A ativista explica que a AMB defende uma cota de eleitas, e não de candidatas. “Defendemos uma reserva de vagas no Congresso. A forma que temos proposto é que a eleição seja por partido, e não por pessoa. Votaríamos nos partidos e as listas seriam compostas metade por mulheres, metade por homens, e as vagas seriam divididas igualmente. Claro que isso tem que ser associado à formação política, campanhas culturais e melhores condições de vida para as mulheres”, diz.
Para Carmen, outro ponto crucial e que tem impacto sobre as mulheres é o financiamento das campanhas, que deveria ser público, tornando a ação política um direito republicano, mesmo que a pessoa não tenha dinheiro. Ela explicou que há projetos apresentados pela Frente pela Reforma do Sistema Político na Câmara dos Deputados, “mas que não têm avançado como a AMB julga necessário”.
Desde 1997 a legislação eleitoral determina que as mulheres devem representar 30% do total de candidatos, mas a eficácia da regra é questionada por especialistas por não prever nenhuma sanção aos partidos que não preenchem a cota mínima de mulheres. A lei diz que, nesse caso, as vagas que deveriam ser delas não podem ser ocupadas por homens, mas não garante a presença delas.
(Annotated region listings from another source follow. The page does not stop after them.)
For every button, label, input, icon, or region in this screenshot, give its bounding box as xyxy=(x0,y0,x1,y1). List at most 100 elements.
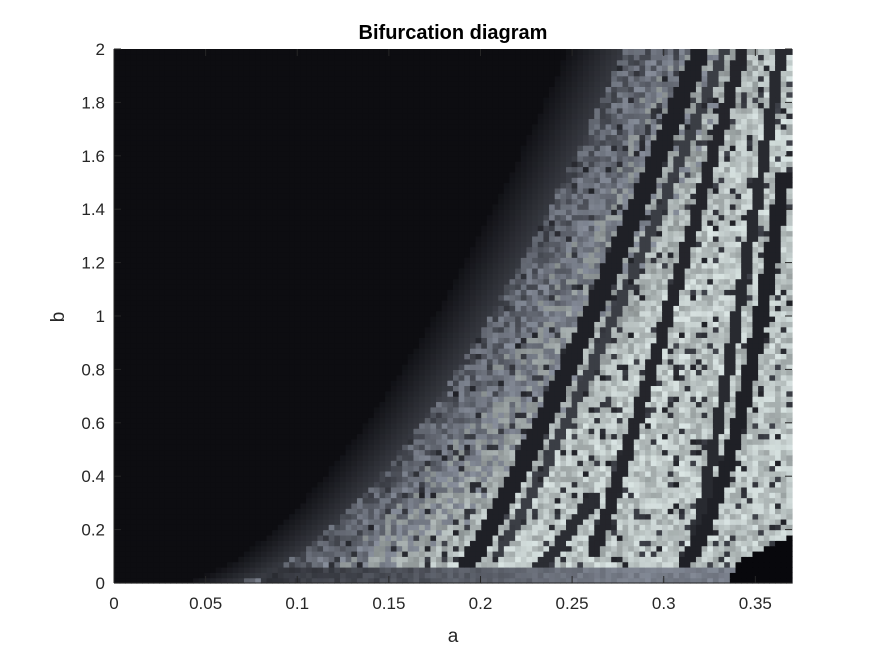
heatmap-cell xyxy=(741,470,748,477)
heatmap-cell xyxy=(283,561,290,568)
heatmap-cell xyxy=(503,454,511,461)
heatmap-cell xyxy=(729,369,737,376)
heatmap-cell xyxy=(153,486,160,493)
heatmap-cell xyxy=(323,369,330,376)
heatmap-cell xyxy=(373,508,381,515)
heatmap-cell xyxy=(679,406,686,413)
heatmap-cell xyxy=(645,481,652,488)
heatmap-cell xyxy=(419,369,426,376)
heatmap-cell xyxy=(724,513,731,520)
heatmap-cell xyxy=(210,433,217,440)
heatmap-cell xyxy=(345,428,352,435)
heatmap-cell xyxy=(210,502,217,509)
heatmap-cell xyxy=(498,401,505,408)
heatmap-cell xyxy=(272,513,279,520)
heatmap-cell xyxy=(679,438,686,445)
heatmap-cell xyxy=(695,550,703,557)
heatmap-cell xyxy=(130,412,138,419)
heatmap-cell xyxy=(289,476,296,483)
heatmap-cell xyxy=(136,561,143,568)
heatmap-cell xyxy=(136,444,143,451)
heatmap-cell xyxy=(605,524,612,531)
heatmap-cell xyxy=(119,444,126,451)
heatmap-cell xyxy=(402,476,409,483)
heatmap-cell xyxy=(695,545,703,552)
heatmap-cell xyxy=(650,380,657,387)
heatmap-cell xyxy=(690,385,697,392)
heatmap-cell xyxy=(549,406,556,413)
heatmap-cell xyxy=(645,374,652,381)
heatmap-cell xyxy=(752,401,759,408)
heatmap-cell xyxy=(407,513,415,520)
heatmap-cell xyxy=(373,396,381,403)
heatmap-cell xyxy=(306,476,313,483)
heatmap-cell xyxy=(294,401,302,408)
heatmap-cell xyxy=(424,401,431,408)
heatmap-cell xyxy=(735,438,742,445)
heatmap-cell xyxy=(526,524,533,531)
heatmap-cell xyxy=(164,534,172,541)
heatmap-cell xyxy=(368,401,375,408)
heatmap-cell xyxy=(147,428,155,435)
heatmap-cell xyxy=(300,486,307,493)
heatmap-cell xyxy=(255,497,262,504)
heatmap-cell xyxy=(560,401,567,408)
heatmap-cell xyxy=(543,449,550,456)
heatmap-cell xyxy=(582,481,590,488)
heatmap-cell xyxy=(735,454,742,461)
heatmap-cell xyxy=(243,577,251,584)
heatmap-cell xyxy=(735,470,742,477)
heatmap-cell xyxy=(633,476,641,483)
heatmap-cell xyxy=(221,561,228,568)
heatmap-cell xyxy=(125,545,132,552)
heatmap-cell xyxy=(633,406,641,413)
heatmap-cell xyxy=(724,540,731,547)
heatmap-cell xyxy=(447,550,454,557)
heatmap-cell xyxy=(407,577,415,584)
heatmap-cell xyxy=(566,454,573,461)
heatmap-cell xyxy=(582,572,590,579)
heatmap-cell xyxy=(419,396,426,403)
heatmap-cell xyxy=(679,550,686,557)
heatmap-cell xyxy=(130,529,138,536)
heatmap-cell xyxy=(351,476,358,483)
heatmap-cell xyxy=(181,406,189,413)
heatmap-cell xyxy=(289,550,296,557)
heatmap-cell xyxy=(571,417,578,424)
heatmap-cell xyxy=(130,428,138,435)
heatmap-cell xyxy=(294,497,302,504)
heatmap-cell xyxy=(136,369,143,376)
heatmap-cell xyxy=(741,433,748,440)
heatmap-cell xyxy=(735,412,742,419)
heatmap-cell xyxy=(198,385,205,392)
heatmap-cell xyxy=(198,417,205,424)
heatmap-cell xyxy=(164,502,172,509)
heatmap-cell xyxy=(633,508,641,515)
heatmap-cell xyxy=(198,401,205,408)
heatmap-cell xyxy=(656,540,663,547)
heatmap-cell xyxy=(537,380,544,387)
heatmap-cell xyxy=(532,476,539,483)
heatmap-cell xyxy=(679,380,686,387)
heatmap-cell xyxy=(114,513,121,520)
heatmap-cell xyxy=(373,406,381,413)
heatmap-cell xyxy=(718,438,725,445)
heatmap-cell xyxy=(633,380,641,387)
heatmap-cell xyxy=(447,492,454,499)
heatmap-cell xyxy=(368,444,375,451)
heatmap-cell xyxy=(599,465,607,472)
heatmap-cell xyxy=(690,497,697,504)
heatmap-cell xyxy=(379,502,386,509)
heatmap-cell xyxy=(752,390,759,397)
heatmap-cell xyxy=(729,497,737,504)
heatmap-cell xyxy=(712,481,720,488)
heatmap-cell xyxy=(424,508,431,515)
heatmap-cell xyxy=(571,422,578,429)
heatmap-cell xyxy=(181,449,189,456)
heatmap-cell xyxy=(424,422,431,429)
heatmap-cell xyxy=(746,513,754,520)
heatmap-cell xyxy=(272,374,279,381)
heatmap-cell xyxy=(577,444,584,451)
heatmap-cell xyxy=(147,556,155,563)
heatmap-cell xyxy=(114,433,121,440)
Em 2015, a Lei 13.165 criou mecanismos para incentivar mulheres no cenário político, ao determinar que 5% dos recursos do Fundo Partidário devem ser investidos na criação e manutenção de programas de promoção e difusão da participação política das mulheres.
Tatau avalia que essas legislações trouxeram avanços, mas que, para mudar esse cenário, é necessária uma reforma política radical que garanta paridade entre homens e mulheres nas listas partidárias. “Isso também precisa ser feito com um processo de mudança na organização político-partidária e eleitoral. Não é só a legislação que precisa mudar”, avalia.
Ela argumenta que a popularização do feminismo é importante, mas será ainda mais relevante na medida em que se vincule a uma plataforma de organização das mulheres por maior representação política.
Em 2015, a Secretaria de Política para as Mulheres perdeu o status de ministério e, junto com a Secretaria de Igualdade Racial e de Direitos Humanos, passou a fazer parte do Ministério da Cidadania. O fato foi avaliado pelos movimentos feministas como um retrocesso para a luta pelos direitos das mulheres.
“O governo federal está enfrentando um processo de pressão econômica e de pressão da sociedade muito forte. E foi nesse contexto que houve a junção das três secretarias. Então ainda que consideremos que um ministério específico é o ideal, porque foi isso que defendemos no processo de criação da SPM, temos certeza de que vamos fortalecer a pauta das mulheres e não perder com esse processo a necessidade de garantir que políticas para mulheres estejam presentes. É um desafio.”